Alessandroni founded the octet vocal group I Cantori Moderni (English: The Modern Choristers) in 1961. The group, which included his wife, Giulia De Mutiis, performed wordless vocals on several Italian movie soundtracks. Most notably, I Cantori Moderni are featured on the song "Mah Nà Mah Nà", written by Piero Umiliani for the 1968 Luigi Scattini mondo film Sweden: Heaven and Hell (Italian: Svezia, inferno e paradiso) and popularized on The Muppet Show.
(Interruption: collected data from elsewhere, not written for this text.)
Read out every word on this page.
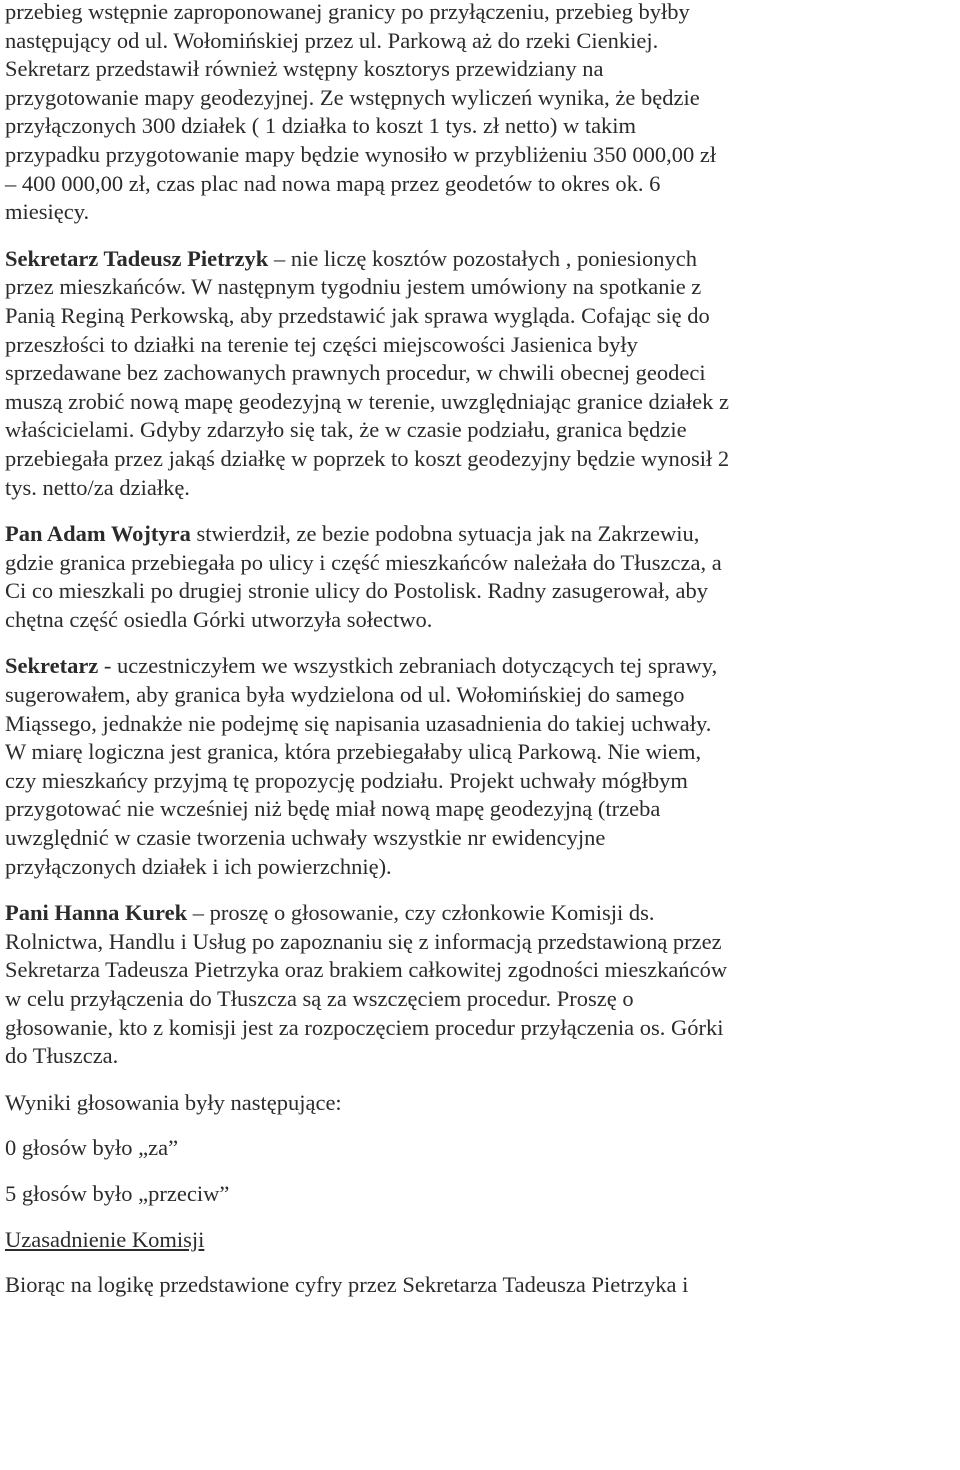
przebieg wstępnie zaproponowanej granicy po przyłączeniu, przebieg byłby
następujący od ul. Wołomińskiej przez ul. Parkową aż do rzeki Cienkiej.
Sekretarz przedstawił również wstępny kosztorys przewidziany na
przygotowanie mapy geodezyjnej. Ze wstępnych wyliczeń wynika, że będzie
przyłączonych 300 działek ( 1 działka to koszt 1 tys. zł netto) w takim
przypadku przygotowanie mapy będzie wynosiło w przybliżeniu 350 000,00 zł
– 400 000,00 zł, czas plac nad nowa mapą przez geodetów to okres ok. 6
miesięcy.

Sekretarz Tadeusz Pietrzyk – nie liczę kosztów pozostałych , poniesionych
przez mieszkańców. W następnym tygodniu jestem umówiony na spotkanie z
Panią Reginą Perkowską, aby przedstawić jak sprawa wygląda. Cofając się do
przeszłości to działki na terenie tej części miejscowości Jasienica były
sprzedawane bez zachowanych prawnych procedur, w chwili obecnej geodeci
muszą zrobić nową mapę geodezyjną w terenie, uwzględniając granice działek z
właścicielami. Gdyby zdarzyło się tak, że w czasie podziału, granica będzie
przebiegała przez jakąś działkę w poprzek to koszt geodezyjny będzie wynosił 2
tys. netto/za działkę.

Pan Adam Wojtyra stwierdził, ze bezie podobna sytuacja jak na Zakrzewiu,
gdzie granica przebiegała po ulicy i część mieszkańców należała do Tłuszcza, a
Ci co mieszkali po drugiej stronie ulicy do Postolisk. Radny zasugerował, aby
chętna część osiedla Górki utworzyła sołectwo.

Sekretarz - uczestniczyłem we wszystkich zebraniach dotyczących tej sprawy,
sugerowałem, aby granica była wydzielona od ul. Wołomińskiej do samego
Miąssego, jednakże nie podejmę się napisania uzasadnienia do takiej uchwały.
W miarę logiczna jest granica, która przebiegałaby ulicą Parkową. Nie wiem,
czy mieszkańcy przyjmą tę propozycję podziału. Projekt uchwały mógłbym
przygotować nie wcześniej niż będę miał nową mapę geodezyjną (trzeba
uwzględnić w czasie tworzenia uchwały wszystkie nr ewidencyjne
przyłączonych działek i ich powierzchnię).

Pani Hanna Kurek – proszę o głosowanie, czy członkowie Komisji ds.
Rolnictwa, Handlu i Usług po zapoznaniu się z informacją przedstawioną przez
Sekretarza Tadeusza Pietrzyka oraz brakiem całkowitej zgodności mieszkańców
w celu przyłączenia do Tłuszcza są za wszczęciem procedur. Proszę o
głosowanie, kto z komisji jest za rozpoczęciem procedur przyłączenia os. Górki
do Tłuszcza.

Wyniki głosowania były następujące:

0 głosów było „za”

5 głosów było „przeciw”

Uzasadnienie Komisji

Biorąc na logikę przedstawione cyfry przez Sekretarza Tadeusza Pietrzyka i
Alessandroni also founded the rock band Braen's Machine with Piero Umiliani.

Alessandro has also composed film scores, including The Reward's Yours... The Man's Mine (1969), Lady Frankenstein (1971), The Devil's Nightmare (1971), The Mad Butcher (1971), Seven Hours of Violence (1973), Sinbad and the Caliph of Baghdad (1973), Poker in Bed (1974), White Fang and the Hunter (1975), Blood and Bullets (1976), L'adolescente (1976), La professoressa di scienze naturali (1976), The Opening of Misty Beethoven (1976), Women's Camp 119 (1977), Killer Nun (1978), L'imbranato (1979), and Trinity Goes East (1998).